Retiring U.S. Rep. Lynn Westmoreland, R-Coweta County, is often the first to admit he's got more of a political mind than a policy-oriented one.

Indeed, some of his biggest accomplishments on Capitol Hill have come from an extracurricular activity: working for the House GOP’s campaign arm, the National Republican Congressional Committee.

Westmoreland and a House colleague were tasked with helping recruit promising Republican candidates ahead of the 2010 midterm elections.

The effort paid off in a big way. The GOP swept control of the House that year, snagging 63 seats, routing Democrats’ control of the chamber and gaining a critical new lever with which to check President Barack Obama’s agenda.

A year later, Westmoreland was named to another position that would pay big dividends when he was put in charge of the group’s redistricting effort. He counseled state legislators who were redrawing congressional districts following the latest census about the best way to ensure GOP control for years to come.

The effort helped cement the GOP’s House majority, buffering the party from major losses in 2012 and creating an electoral cushion that many analysts say will keep the House in GOP hands until at least 2022.

Another major moment in the spotlight came years earlier, when Westmoreland and several Georgia colleagues helped lead a GOP protest on the House floor in 2008. The gambit was designed to bring attention to the then-Democratic majority’s unwillingness to vote on oil drilling legislation when gas prices were high.

It also built a precedent that many House Democrats cited in their protest over the lack of votes on gun control legislation last summer.

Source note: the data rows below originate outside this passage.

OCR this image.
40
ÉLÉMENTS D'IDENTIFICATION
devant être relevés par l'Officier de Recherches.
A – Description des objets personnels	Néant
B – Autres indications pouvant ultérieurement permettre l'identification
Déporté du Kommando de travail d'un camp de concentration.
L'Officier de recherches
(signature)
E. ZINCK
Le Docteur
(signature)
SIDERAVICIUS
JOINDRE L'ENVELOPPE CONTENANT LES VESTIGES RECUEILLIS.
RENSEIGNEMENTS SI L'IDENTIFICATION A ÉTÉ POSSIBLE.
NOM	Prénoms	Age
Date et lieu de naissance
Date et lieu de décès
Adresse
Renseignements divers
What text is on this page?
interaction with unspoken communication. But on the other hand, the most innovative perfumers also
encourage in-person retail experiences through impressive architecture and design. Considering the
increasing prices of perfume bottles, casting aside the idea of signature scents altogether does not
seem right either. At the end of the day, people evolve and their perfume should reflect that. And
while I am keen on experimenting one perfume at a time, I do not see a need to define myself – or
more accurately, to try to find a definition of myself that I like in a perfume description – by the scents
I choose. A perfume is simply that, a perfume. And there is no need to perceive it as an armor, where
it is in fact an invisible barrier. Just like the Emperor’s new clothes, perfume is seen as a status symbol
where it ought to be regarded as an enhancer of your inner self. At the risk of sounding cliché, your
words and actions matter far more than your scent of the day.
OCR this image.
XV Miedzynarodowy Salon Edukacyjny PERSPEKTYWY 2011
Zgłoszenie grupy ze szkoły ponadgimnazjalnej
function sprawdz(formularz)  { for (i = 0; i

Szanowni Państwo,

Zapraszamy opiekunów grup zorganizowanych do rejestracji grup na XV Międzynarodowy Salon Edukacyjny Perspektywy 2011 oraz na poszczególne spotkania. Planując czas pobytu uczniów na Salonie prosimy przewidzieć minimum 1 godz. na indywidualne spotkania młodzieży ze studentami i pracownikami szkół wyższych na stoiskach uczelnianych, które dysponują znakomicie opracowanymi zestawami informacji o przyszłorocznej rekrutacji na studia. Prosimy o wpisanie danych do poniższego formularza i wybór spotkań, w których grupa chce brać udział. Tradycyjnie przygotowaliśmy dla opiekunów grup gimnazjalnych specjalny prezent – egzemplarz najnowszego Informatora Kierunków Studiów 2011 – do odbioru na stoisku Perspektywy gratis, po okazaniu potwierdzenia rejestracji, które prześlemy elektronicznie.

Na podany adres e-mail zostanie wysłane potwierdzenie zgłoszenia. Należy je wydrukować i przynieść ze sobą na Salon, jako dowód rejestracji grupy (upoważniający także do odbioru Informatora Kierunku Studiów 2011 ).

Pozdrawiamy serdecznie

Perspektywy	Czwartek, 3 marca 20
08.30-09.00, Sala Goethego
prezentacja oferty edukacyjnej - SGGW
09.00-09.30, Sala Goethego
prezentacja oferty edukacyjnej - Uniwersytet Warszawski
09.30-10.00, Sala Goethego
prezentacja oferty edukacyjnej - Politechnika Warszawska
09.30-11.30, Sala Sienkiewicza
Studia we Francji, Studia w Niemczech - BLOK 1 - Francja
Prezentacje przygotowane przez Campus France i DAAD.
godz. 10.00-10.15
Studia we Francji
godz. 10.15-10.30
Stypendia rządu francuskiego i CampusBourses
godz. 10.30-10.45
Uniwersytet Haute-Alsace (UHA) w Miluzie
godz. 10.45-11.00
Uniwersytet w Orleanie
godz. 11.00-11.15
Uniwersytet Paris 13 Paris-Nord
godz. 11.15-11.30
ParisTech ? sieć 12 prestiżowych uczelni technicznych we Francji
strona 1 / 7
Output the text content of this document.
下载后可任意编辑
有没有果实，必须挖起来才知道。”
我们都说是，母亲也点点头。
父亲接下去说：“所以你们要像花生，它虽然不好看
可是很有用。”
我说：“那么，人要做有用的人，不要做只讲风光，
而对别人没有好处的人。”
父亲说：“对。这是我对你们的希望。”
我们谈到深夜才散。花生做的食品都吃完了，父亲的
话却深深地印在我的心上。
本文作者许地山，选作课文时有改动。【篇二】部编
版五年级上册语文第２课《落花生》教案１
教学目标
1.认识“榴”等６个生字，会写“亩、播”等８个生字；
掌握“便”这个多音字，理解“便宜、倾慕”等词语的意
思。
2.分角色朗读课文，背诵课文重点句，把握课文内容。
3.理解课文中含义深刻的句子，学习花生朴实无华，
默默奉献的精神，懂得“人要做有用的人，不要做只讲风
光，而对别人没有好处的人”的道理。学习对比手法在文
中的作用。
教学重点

Westmoreland’s legislative work in recent years has been more behind the scenes as a member of the secretive House Intelligence Committee and a special panel investigating the 2012 attack in Benghazi, Libya. He was particularly active in the cybersecurity arena, helping design a system in 2015 for the public and private sectors to share information on cyber threats.

Among the legislation he’s proudest of, Westmoreland mentioned a law requiring the government to study bank failures shortly after Georgia’s small lending institutions were struck particularly hard in the financial crisis. He’s been a sharp critic of the Dodd-Frank financial regulatory overhaul passed in the aftermath of the meltdown.

Westmoreland also cited the minting of a $1 coin commemorating the Columbus-based National Infantry Museum.